BM ve birçok ülke, Sudanlılara çözümün kendilerinde olmadığını; farklılıklarını çözmesi ve ülkelerini yaşanan krizden çıkarmak için ortak bir vizyona ulaşması gereken şeyin bizzat Sudanlıların elinde olduğunu hatırlatıyor.

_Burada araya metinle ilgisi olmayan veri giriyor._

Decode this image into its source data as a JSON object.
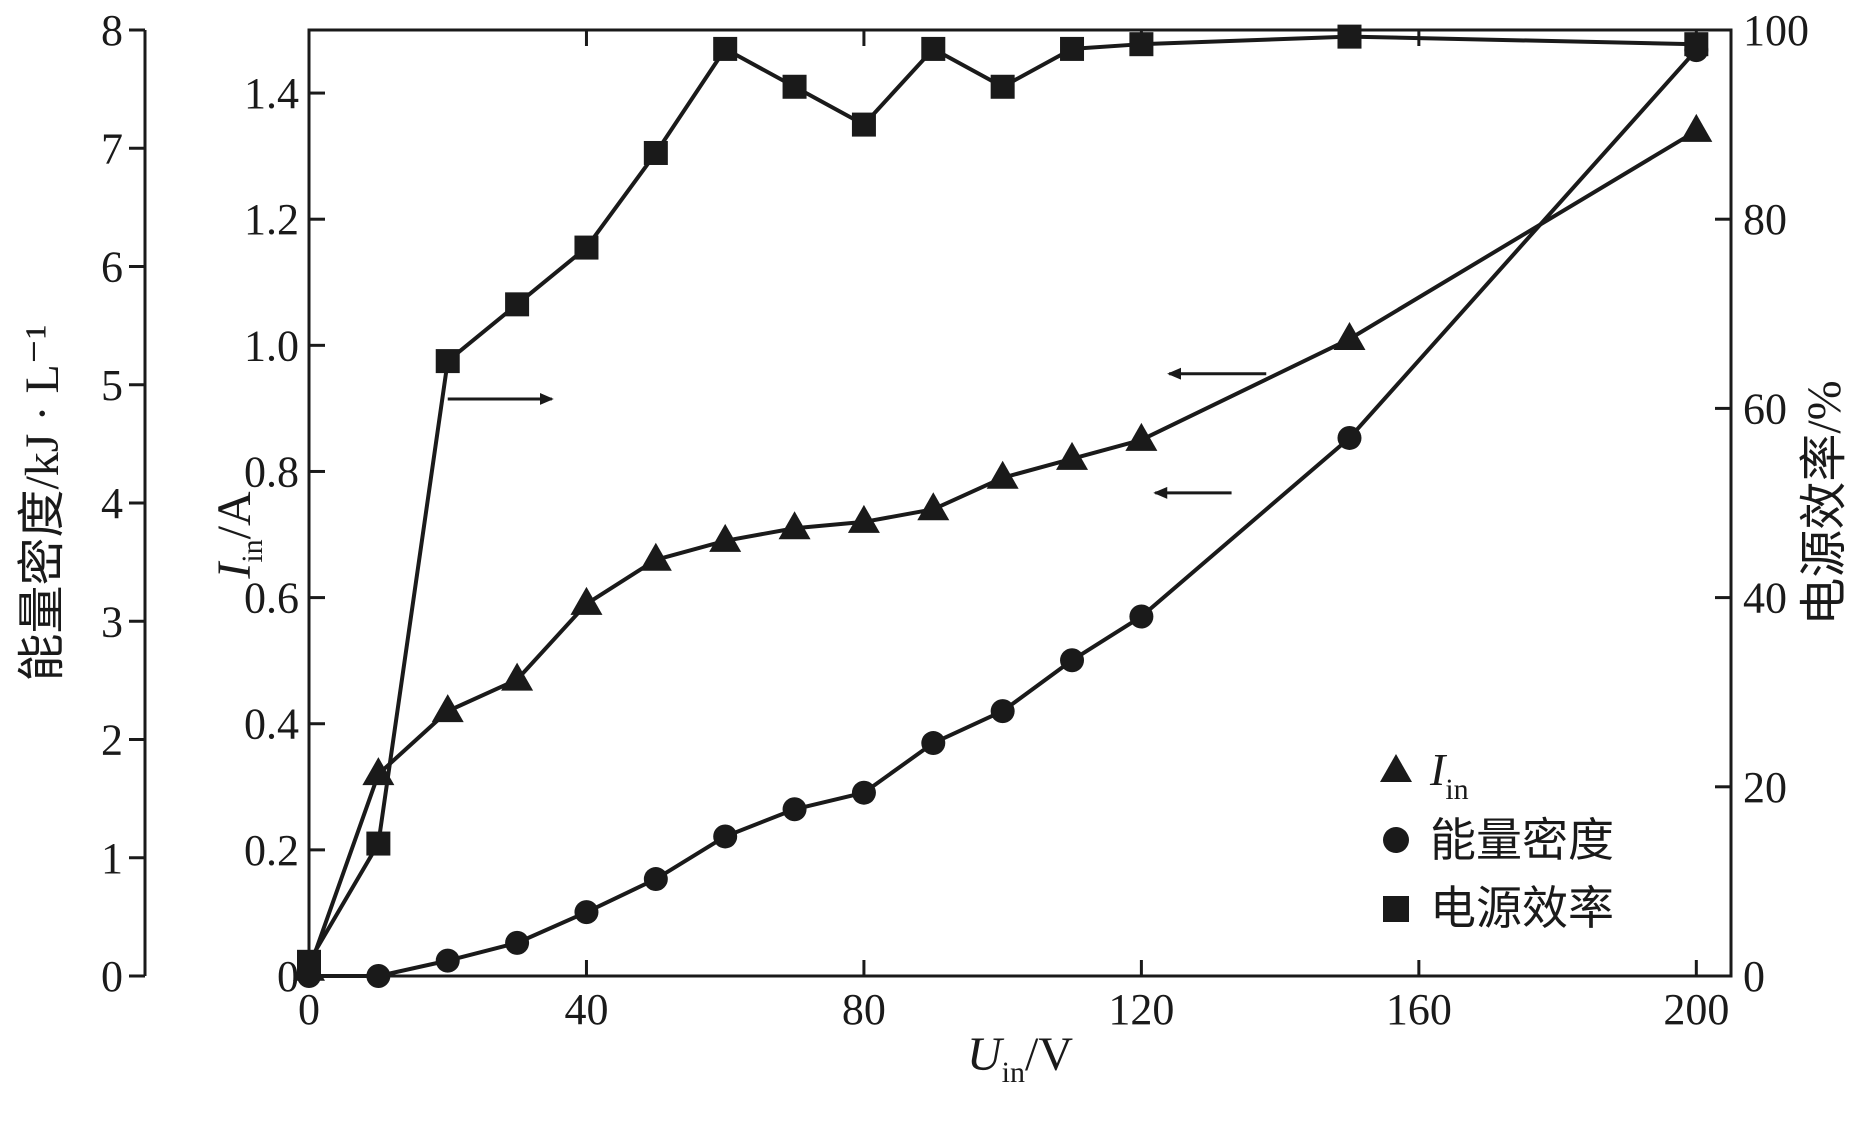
{
  "chart_data": {
    "type": "line",
    "x_axis": {
      "label_main": "U",
      "label_sub": "in",
      "label_unit": "/V",
      "range": [
        0,
        205
      ],
      "ticks": [
        0,
        40,
        80,
        120,
        160,
        200
      ],
      "tick_labels": [
        "0",
        "40",
        "80",
        "120",
        "160",
        "200"
      ]
    },
    "y_left_outer": {
      "label": "能量密度/kJ · L⁻¹",
      "range": [
        0,
        8
      ],
      "ticks": [
        0,
        1,
        2,
        3,
        4,
        5,
        6,
        7,
        8
      ],
      "tick_labels": [
        "0",
        "1",
        "2",
        "3",
        "4",
        "5",
        "6",
        "7",
        "8"
      ]
    },
    "y_left_inner": {
      "label_main": "I",
      "label_sub": "in",
      "label_unit": "/A",
      "range": [
        0,
        1.5
      ],
      "ticks": [
        0,
        0.2,
        0.4,
        0.6,
        0.8,
        1.0,
        1.2,
        1.4
      ],
      "tick_labels": [
        "0",
        "0.2",
        "0.4",
        "0.6",
        "0.8",
        "1.0",
        "1.2",
        "1.4"
      ]
    },
    "y_right": {
      "label": "电源效率/%",
      "range": [
        0,
        100
      ],
      "ticks": [
        0,
        20,
        40,
        60,
        80,
        100
      ],
      "tick_labels": [
        "0",
        "20",
        "40",
        "60",
        "80",
        "100"
      ]
    },
    "series": [
      {
        "legend_main": "I",
        "legend_sub": "in",
        "axis": "y_left_inner",
        "marker": "triangle",
        "x": [
          0,
          10,
          20,
          30,
          40,
          50,
          60,
          70,
          80,
          90,
          100,
          110,
          120,
          150,
          200
        ],
        "y": [
          0.01,
          0.32,
          0.42,
          0.47,
          0.59,
          0.66,
          0.69,
          0.71,
          0.72,
          0.74,
          0.79,
          0.82,
          0.85,
          1.01,
          1.34
        ]
      },
      {
        "legend_label": "能量密度",
        "axis": "y_left_outer",
        "marker": "circle",
        "x": [
          0,
          10,
          20,
          30,
          40,
          50,
          60,
          70,
          80,
          90,
          100,
          110,
          120,
          150,
          200
        ],
        "y": [
          0.0,
          0.0,
          0.13,
          0.28,
          0.54,
          0.82,
          1.18,
          1.41,
          1.55,
          1.97,
          2.24,
          2.67,
          3.04,
          4.55,
          7.83
        ]
      },
      {
        "legend_label": "电源效率",
        "axis": "y_right",
        "marker": "square",
        "x": [
          0,
          10,
          20,
          30,
          40,
          50,
          60,
          70,
          80,
          90,
          100,
          110,
          120,
          150,
          200
        ],
        "y": [
          1.5,
          14,
          65,
          71,
          77,
          87,
          98,
          94,
          90,
          98,
          94,
          98,
          98.5,
          99.3,
          98.5
        ]
      }
    ],
    "annotations": [
      {
        "type": "arrow",
        "direction": "right",
        "x_from": 20,
        "x_to": 35,
        "at_y": 61,
        "axis": "y_right"
      },
      {
        "type": "arrow",
        "direction": "left",
        "x_from": 138,
        "x_to": 124,
        "at_y": 0.955,
        "axis": "y_left_inner"
      },
      {
        "type": "arrow",
        "direction": "left",
        "x_from": 133,
        "x_to": 122,
        "at_y": 0.766,
        "axis": "y_left_inner"
      }
    ],
    "legend_position": "bottom-right",
    "grid": false
  },
  "colors": {
    "ink": "#1a1a1a",
    "background": "#ffffff"
  }
}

Pek çok kişinin idrak edemediği ve bunun için çabalamadığı gerçek budur. Sudanlılar krizi sonlandıramazlarsa çözüm onlara dışarıdan gelmeyecek. Kanıta ihtiyaç duyanların çatışmaların, kaosun ve savaşın sonuçlarından da mustarip olan sözde ‘Arap Baharı’ ülkelerinin deneyimlerine bakması yeterli. Zira BM'nin Suriye'den Libya'ya ve Yemen'e kadar krizleri çözmek için müdahale etme sicili cesaret verici değil. Sudan'da da 2020 yılında UNITAMS’ın kurulması kararından, bu ay Sudan Dışişleri Bakanlığı'nın sunduğu ‘misyonun görev süresinin derhal sonlandırılması’ talebine kadar verimli bir süreç yaşanmadı.

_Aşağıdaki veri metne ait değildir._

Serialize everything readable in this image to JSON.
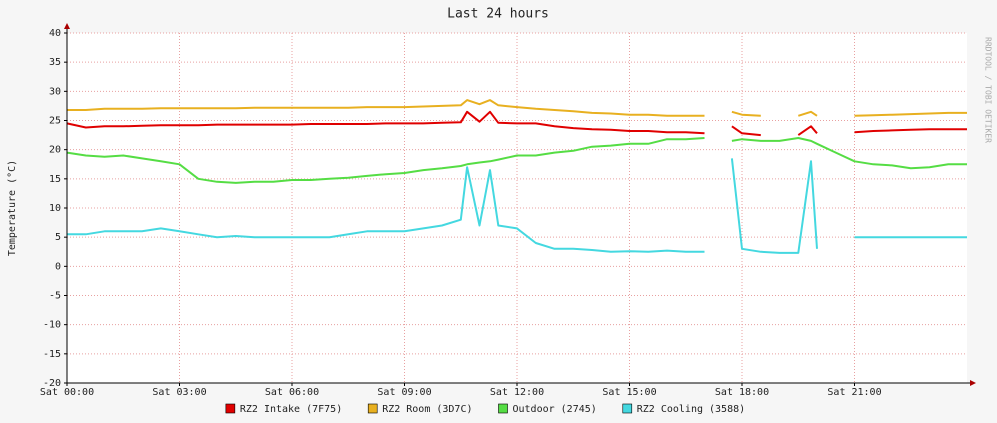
{
  "chart_data": {
    "type": "line",
    "title": "Last 24 hours",
    "y_label": "Temperature (°C)",
    "watermark": "RRDTOOL / TOBI OETIKER",
    "x": [
      0,
      0.5,
      1,
      1.5,
      2,
      2.5,
      3,
      3.5,
      4,
      4.5,
      5,
      5.5,
      6,
      6.5,
      7,
      7.5,
      8,
      8.5,
      9,
      9.5,
      10,
      10.5,
      10.67,
      11,
      11.28,
      11.5,
      12,
      12.5,
      13,
      13.5,
      14,
      14.5,
      15,
      15.5,
      16,
      16.5,
      17,
      17.5,
      17.73,
      18,
      18.5,
      19,
      19.5,
      19.84,
      20,
      20.5,
      21,
      21.5,
      22,
      22.5,
      23,
      23.5,
      24
    ],
    "series": [
      {
        "name": "RZ2 Intake (7F75)",
        "color": "#e00000",
        "values": [
          24.5,
          23.8,
          24,
          24,
          24.1,
          24.2,
          24.2,
          24.2,
          24.3,
          24.3,
          24.3,
          24.3,
          24.3,
          24.4,
          24.4,
          24.4,
          24.4,
          24.5,
          24.5,
          24.5,
          24.6,
          24.7,
          26.5,
          24.8,
          26.5,
          24.6,
          24.5,
          24.5,
          24,
          23.7,
          23.5,
          23.4,
          23.2,
          23.2,
          23,
          23,
          22.8,
          null,
          24,
          22.8,
          22.5,
          null,
          22.5,
          24,
          22.8,
          null,
          23,
          23.2,
          23.3,
          23.4,
          23.5,
          23.5,
          23.5
        ]
      },
      {
        "name": "RZ2 Room (3D7C)",
        "color": "#e8b020",
        "values": [
          26.8,
          26.8,
          27,
          27,
          27,
          27.1,
          27.1,
          27.1,
          27.1,
          27.1,
          27.2,
          27.2,
          27.2,
          27.2,
          27.2,
          27.2,
          27.3,
          27.3,
          27.3,
          27.4,
          27.5,
          27.6,
          28.5,
          27.8,
          28.5,
          27.6,
          27.3,
          27,
          26.8,
          26.6,
          26.3,
          26.2,
          26,
          26,
          25.8,
          25.8,
          25.8,
          null,
          26.5,
          26,
          25.8,
          null,
          25.8,
          26.5,
          25.8,
          null,
          25.8,
          25.9,
          26,
          26.1,
          26.2,
          26.3,
          26.3
        ]
      },
      {
        "name": "Outdoor (2745)",
        "color": "#55dd44",
        "values": [
          19.5,
          19,
          18.8,
          19,
          18.5,
          18,
          17.5,
          15,
          14.5,
          14.3,
          14.5,
          14.5,
          14.8,
          14.8,
          15,
          15.2,
          15.5,
          15.8,
          16,
          16.5,
          16.8,
          17.2,
          17.5,
          17.8,
          18,
          18.3,
          19,
          19,
          19.5,
          19.8,
          20.5,
          20.7,
          21,
          21,
          21.8,
          21.8,
          22,
          null,
          21.5,
          21.8,
          21.5,
          21.5,
          22,
          21.5,
          21,
          19.5,
          18,
          17.5,
          17.3,
          16.8,
          17,
          17.5,
          17.5
        ]
      },
      {
        "name": "RZ2 Cooling (3588)",
        "color": "#44d8e0",
        "values": [
          5.5,
          5.5,
          6,
          6,
          6,
          6.5,
          6,
          5.5,
          5,
          5.2,
          5,
          5,
          5,
          5,
          5,
          5.5,
          6,
          6,
          6,
          6.5,
          7,
          8,
          17,
          7,
          16.5,
          7,
          6.5,
          4,
          3,
          3,
          2.8,
          2.5,
          2.6,
          2.5,
          2.7,
          2.5,
          2.5,
          null,
          18.5,
          3,
          2.5,
          2.3,
          2.3,
          18,
          3,
          null,
          5,
          5,
          5,
          5,
          5,
          5,
          5
        ]
      }
    ],
    "xlim": [
      0,
      24
    ],
    "ylim": [
      -20,
      40
    ],
    "xticks": [
      {
        "value": 0,
        "label": "Sat 00:00"
      },
      {
        "value": 3,
        "label": "Sat 03:00"
      },
      {
        "value": 6,
        "label": "Sat 06:00"
      },
      {
        "value": 9,
        "label": "Sat 09:00"
      },
      {
        "value": 12,
        "label": "Sat 12:00"
      },
      {
        "value": 15,
        "label": "Sat 15:00"
      },
      {
        "value": 18,
        "label": "Sat 18:00"
      },
      {
        "value": 21,
        "label": "Sat 21:00"
      }
    ],
    "yticks": [
      -20,
      -15,
      -10,
      -5,
      0,
      5,
      10,
      15,
      20,
      25,
      30,
      35,
      40
    ],
    "grid": true
  }
}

UNITAMS, Sudan'da iki yıldan fazla kaldı ve bu süre zarfında bazen bilinmeyen yüzlerin de dahil olduğu onlarca toplantı düzenledi. Bazı yüzler vardı ve katılım nedenleri belli değildi. Ta ki olay örgüsü karışıncaya ve çok sayıda kişinin pastadan pay almaya çalışmasıyla sahne karmaşık hale gelinceye kadar. Bu açıdan bakıldığında pek çok kişi, UNITAMS'ın bu heyecanlı atmosferdeki rolünün, tıpkı varlığının savaşı engellememesi gibi, meselelerin karmaşıklaşmasına, geçiş döneminin karmaşıklıklarının artmasına ve anlaşmazlıkların uzamasına katkıda bulunabileceğini gördü. BM Güvenlik Konseyi çalışmalarını sürdürmeye ve bir yıl daha uzatmaya karar verse bile bu, sürdürmekte ısrar ettikleri dışlayıcı mücadelelerin ortasında pusulayı kaybeden başarısız elitlerin yarattığı acınacak bir gerçeklik olan Sudan'daki durum gerçekliğinde hiçbir şeyi değiştirmeyecek.

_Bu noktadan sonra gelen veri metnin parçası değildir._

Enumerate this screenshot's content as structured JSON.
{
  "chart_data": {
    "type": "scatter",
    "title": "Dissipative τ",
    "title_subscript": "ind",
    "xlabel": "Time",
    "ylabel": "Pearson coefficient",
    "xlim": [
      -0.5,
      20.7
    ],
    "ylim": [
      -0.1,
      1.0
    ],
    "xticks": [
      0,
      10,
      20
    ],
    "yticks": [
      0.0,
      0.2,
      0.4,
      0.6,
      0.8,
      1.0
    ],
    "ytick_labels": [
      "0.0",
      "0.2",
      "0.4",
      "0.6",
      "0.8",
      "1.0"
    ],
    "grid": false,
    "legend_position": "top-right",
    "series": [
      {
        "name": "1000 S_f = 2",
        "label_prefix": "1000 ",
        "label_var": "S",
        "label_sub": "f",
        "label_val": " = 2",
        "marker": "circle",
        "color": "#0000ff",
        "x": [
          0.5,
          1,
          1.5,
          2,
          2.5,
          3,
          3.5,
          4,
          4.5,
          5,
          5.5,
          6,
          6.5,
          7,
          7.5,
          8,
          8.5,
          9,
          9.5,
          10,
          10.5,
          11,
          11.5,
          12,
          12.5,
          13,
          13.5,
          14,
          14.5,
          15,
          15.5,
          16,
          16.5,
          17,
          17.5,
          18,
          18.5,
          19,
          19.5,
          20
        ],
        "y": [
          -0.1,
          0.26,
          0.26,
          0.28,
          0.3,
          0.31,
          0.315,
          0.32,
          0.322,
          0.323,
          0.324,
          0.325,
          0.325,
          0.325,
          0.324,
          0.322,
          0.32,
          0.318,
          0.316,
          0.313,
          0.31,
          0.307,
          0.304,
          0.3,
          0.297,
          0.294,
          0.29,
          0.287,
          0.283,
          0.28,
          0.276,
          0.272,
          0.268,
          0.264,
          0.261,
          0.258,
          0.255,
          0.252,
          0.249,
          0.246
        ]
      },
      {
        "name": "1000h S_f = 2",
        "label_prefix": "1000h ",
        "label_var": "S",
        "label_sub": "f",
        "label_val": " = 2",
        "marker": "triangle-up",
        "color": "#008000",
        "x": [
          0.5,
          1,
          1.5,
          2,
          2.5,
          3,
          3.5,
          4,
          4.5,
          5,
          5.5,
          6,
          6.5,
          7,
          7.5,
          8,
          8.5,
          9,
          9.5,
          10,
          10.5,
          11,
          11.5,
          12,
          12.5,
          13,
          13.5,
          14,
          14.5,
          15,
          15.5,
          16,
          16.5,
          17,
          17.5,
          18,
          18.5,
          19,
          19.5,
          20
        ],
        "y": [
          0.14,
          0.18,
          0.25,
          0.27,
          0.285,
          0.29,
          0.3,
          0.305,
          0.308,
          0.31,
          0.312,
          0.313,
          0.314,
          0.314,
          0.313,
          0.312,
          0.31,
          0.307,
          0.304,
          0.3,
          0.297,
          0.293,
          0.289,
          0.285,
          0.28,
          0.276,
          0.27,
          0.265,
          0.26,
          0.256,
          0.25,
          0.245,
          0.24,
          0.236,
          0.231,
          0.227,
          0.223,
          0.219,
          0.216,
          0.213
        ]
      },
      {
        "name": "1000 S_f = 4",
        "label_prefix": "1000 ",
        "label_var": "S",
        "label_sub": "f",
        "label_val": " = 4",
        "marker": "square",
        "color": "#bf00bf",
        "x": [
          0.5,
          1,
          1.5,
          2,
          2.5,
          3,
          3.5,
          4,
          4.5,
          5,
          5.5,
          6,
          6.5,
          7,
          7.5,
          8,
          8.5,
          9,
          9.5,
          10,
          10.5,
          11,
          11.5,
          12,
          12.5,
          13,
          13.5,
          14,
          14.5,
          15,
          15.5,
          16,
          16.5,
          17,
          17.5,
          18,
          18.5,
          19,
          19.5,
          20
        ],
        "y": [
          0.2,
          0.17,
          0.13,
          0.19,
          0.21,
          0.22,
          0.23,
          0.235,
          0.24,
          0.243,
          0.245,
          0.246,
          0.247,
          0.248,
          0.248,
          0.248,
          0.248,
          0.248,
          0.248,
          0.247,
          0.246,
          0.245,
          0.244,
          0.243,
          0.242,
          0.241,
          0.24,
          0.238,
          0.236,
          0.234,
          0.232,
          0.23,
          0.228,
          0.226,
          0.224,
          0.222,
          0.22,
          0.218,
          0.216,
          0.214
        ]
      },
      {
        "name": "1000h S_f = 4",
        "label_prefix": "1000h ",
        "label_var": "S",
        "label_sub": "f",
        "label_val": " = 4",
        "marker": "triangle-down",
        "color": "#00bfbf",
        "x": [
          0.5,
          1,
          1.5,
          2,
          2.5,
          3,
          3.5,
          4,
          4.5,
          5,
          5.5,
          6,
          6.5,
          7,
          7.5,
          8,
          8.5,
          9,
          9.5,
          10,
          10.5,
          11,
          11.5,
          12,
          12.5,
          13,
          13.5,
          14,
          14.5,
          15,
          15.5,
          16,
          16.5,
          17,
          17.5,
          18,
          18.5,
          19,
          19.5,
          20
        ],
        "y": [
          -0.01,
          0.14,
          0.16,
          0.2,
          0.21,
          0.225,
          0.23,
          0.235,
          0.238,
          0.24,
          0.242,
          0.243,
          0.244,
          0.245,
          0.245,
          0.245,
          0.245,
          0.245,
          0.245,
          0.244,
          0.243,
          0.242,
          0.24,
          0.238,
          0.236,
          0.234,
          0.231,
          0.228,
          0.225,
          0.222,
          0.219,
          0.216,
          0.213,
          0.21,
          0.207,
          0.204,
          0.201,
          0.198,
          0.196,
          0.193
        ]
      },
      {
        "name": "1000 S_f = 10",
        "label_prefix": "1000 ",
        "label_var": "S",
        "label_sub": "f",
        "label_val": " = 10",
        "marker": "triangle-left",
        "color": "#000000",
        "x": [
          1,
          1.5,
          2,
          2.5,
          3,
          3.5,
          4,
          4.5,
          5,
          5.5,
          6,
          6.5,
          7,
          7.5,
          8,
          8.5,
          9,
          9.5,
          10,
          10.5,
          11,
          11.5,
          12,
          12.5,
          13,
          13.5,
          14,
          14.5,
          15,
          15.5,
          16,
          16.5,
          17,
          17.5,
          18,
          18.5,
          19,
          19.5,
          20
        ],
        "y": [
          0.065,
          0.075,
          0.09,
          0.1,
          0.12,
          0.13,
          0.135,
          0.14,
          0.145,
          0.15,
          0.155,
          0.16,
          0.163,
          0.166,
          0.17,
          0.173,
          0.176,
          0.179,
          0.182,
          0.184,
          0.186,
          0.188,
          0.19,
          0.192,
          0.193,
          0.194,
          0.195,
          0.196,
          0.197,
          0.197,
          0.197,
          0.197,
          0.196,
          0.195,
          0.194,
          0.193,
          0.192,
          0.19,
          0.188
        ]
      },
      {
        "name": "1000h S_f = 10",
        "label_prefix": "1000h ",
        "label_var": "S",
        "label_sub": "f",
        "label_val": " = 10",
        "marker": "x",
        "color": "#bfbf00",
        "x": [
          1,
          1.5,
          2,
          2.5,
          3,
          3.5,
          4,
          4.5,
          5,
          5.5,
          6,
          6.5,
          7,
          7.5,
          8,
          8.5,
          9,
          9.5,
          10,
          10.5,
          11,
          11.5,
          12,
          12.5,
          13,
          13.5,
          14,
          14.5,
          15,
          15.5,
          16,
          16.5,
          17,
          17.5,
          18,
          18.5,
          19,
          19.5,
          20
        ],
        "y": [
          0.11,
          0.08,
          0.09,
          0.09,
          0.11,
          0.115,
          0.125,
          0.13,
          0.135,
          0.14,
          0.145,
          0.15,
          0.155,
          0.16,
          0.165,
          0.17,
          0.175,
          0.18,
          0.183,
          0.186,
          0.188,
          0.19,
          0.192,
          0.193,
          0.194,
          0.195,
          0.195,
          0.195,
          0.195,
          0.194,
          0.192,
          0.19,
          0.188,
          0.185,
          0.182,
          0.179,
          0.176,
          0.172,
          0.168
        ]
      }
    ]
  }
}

Hamduk liderliğindeki Sivil Demokratik Güçler Koordinasyonu, Guterres'e ve BM Güvenlik Konseyi’ne, Sudan'da UNITAMS’ın görev süresinin sona erdirilmesini talep etme hakkına sahip hiçbir meşru hükümetin bulunmadığını söyledi. Gerçek şu ki artık hiç kimse, devrimi çalınan, ülkesi yok edilen ve daha önce hiç görmedikleri acılara sürüklenen Sudanlılar adına konuşma meşruiyeti veren bir yetkiye sahip olduğunu iddia edemez. UNITAMS gitse de kalsa da Sudan'ın sorunu çözülmeyecek. Çünkü kriz, Sudan'ın eseri. Koltuk paylaşımı ya da ayrıcalık uğruna değil, milletin iyiliği için uzlaşı zemini bulmadıkça çözüm gelmeyecek.